In vivo CRISPR gene editing delivered systemically to treat genetic diseases at their root cause
Category
CRISPR & Gene Editing Design
Founded
2014
Headquarters
Cambridge, MA, USA
Overview
Intellia Therapeutics is developing CRISPR/Cas9-based therapies for the curative treatment of severe genetic diseases, with a primary focus on in vivo gene editing — directly editing genes inside the patient's body using lipid nanoparticle (LNP) delivery without removing cells for ex vivo manipulation. The company's lead program, NTLA-2001, targets transthyretin (ATTR) amyloidosis via a single-dose in vivo CRISPR edit of the TTR gene in the liver, with clinical data demonstrating up to 93% durable reduction in pathogenic TTR protein. Intellia's in vivo pipeline also includes treatments for hereditary angioedema (NTLA-2002) and alpha-1 antitrypsin deficiency, while its ex vivo platform targets acute myeloid leukemia and multiple myeloma with allogeneic CAR-T cell therapies. The company's LNP delivery technology enables efficient hepatic delivery of CRISPR components, and ongoing work extends to extrahepatic tissues including the lung and central nervous system. Intellia's core differentiation is its foundational licensing position on Cas9 intellectual property from the Broad Institute, combined with proprietary LNP delivery systems co-developed with Alnylam Pharmaceuticals. This gives the company both the editing machinery and the delivery infrastructure needed for effective in vivo editing. Clinical proof-of-concept showing durable multi-year responses from a single dose in a progressive genetic disease positions Intellia at the frontier of one-time curative medicine.
Key Features
Pre-Validated Guide Libraries
Genome-wide guide RNA libraries for common model organisms ready for experimental use.

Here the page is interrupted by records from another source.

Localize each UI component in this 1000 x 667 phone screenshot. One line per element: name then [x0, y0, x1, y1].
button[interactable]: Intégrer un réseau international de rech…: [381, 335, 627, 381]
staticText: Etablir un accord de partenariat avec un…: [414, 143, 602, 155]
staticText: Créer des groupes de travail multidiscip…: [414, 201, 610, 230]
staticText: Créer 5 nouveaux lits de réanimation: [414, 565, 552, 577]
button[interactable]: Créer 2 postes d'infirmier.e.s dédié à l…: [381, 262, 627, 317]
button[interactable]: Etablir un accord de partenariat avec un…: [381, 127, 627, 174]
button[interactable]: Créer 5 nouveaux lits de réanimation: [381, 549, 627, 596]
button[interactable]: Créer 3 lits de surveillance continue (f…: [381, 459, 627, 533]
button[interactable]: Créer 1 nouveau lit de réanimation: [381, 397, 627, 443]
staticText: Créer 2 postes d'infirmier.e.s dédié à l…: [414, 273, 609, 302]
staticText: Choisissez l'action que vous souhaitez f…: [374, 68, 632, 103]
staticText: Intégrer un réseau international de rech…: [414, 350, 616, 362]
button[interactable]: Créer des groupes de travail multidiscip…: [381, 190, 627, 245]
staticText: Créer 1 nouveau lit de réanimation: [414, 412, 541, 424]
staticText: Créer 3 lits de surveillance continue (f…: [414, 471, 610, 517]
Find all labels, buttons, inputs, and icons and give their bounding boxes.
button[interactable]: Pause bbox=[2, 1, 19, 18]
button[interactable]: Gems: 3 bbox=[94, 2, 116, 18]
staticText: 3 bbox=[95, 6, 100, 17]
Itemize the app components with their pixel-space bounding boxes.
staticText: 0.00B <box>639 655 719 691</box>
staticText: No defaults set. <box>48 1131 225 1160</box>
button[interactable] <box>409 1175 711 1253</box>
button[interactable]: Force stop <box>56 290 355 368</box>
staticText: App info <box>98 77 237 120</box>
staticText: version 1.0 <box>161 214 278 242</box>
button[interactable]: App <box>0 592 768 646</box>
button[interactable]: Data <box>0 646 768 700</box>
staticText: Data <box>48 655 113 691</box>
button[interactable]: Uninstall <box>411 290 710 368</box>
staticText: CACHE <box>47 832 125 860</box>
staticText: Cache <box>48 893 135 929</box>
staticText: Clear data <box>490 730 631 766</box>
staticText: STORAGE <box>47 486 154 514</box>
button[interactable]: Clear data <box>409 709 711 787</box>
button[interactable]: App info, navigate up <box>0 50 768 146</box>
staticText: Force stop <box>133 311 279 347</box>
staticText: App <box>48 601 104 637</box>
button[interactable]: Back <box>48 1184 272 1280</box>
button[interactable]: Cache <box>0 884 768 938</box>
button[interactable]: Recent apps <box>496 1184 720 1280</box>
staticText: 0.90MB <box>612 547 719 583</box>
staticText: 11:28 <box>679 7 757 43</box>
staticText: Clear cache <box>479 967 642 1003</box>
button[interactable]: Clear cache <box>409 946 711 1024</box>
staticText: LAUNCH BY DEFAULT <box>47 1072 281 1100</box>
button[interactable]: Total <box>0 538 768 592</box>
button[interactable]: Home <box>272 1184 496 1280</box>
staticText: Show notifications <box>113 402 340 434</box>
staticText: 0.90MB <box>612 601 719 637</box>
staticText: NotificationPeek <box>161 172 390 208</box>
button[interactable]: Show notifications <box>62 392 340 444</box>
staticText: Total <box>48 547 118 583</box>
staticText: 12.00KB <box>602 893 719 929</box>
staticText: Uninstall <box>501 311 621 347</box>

Multiplexed Editing Design
Design multi-guide strategies for simultaneous editing at multiple genomic loci.
HDR Template Design
Optimized homology-directed repair template design for precise sequence insertions.
Editing Efficiency Prediction
ML models predict editing efficiency for specific guide-target combinations across cell types.
Regulatory Documentation
Automated generation of regulatory-ready documentation packages for gene therapy IND applications.
Pros & Cons
Pros
- +Multi-editor support covers CRISPR-Cas9, Cas12, base editing, and prime editing systems
- +Comprehensive off-target prediction algorithms evaluate billions of potential cleavage sites
- +AI-optimized guide RNA design maximizes on-target efficiency while minimizing off-target effects
- +Regulatory-ready documentation packages support IND applications for gene therapy programs
- +Integration with delivery system optimization (viral vectors, LNPs, electroporation)
- +Pre-validated guide libraries for common model organisms accelerate experimental design
Cons
- −Intellectual property landscape for CRISPR technology is complex with multiple competing patents
- −Delivery challenges limit efficient CRISPR component delivery to many tissue types in vivo
- −Off-target editing effects remain a safety concern especially for therapeutic applications
- −Regulatory pathways for gene-edited therapies are evolving and differ across jurisdictions
- −Editing efficiency varies significantly across cell types and genomic loci
Use Cases
Research Workflow Optimization
AI-powered optimization of research workflows to accelerate discovery timelines and improve reproducibility.
Data Analysis & Insights
Machine learning analysis of complex biological datasets to extract actionable insights and identify patterns.
Collaboration & Knowledge Management
Platform-enabled collaboration across distributed research teams with integrated data sharing and knowledge capture.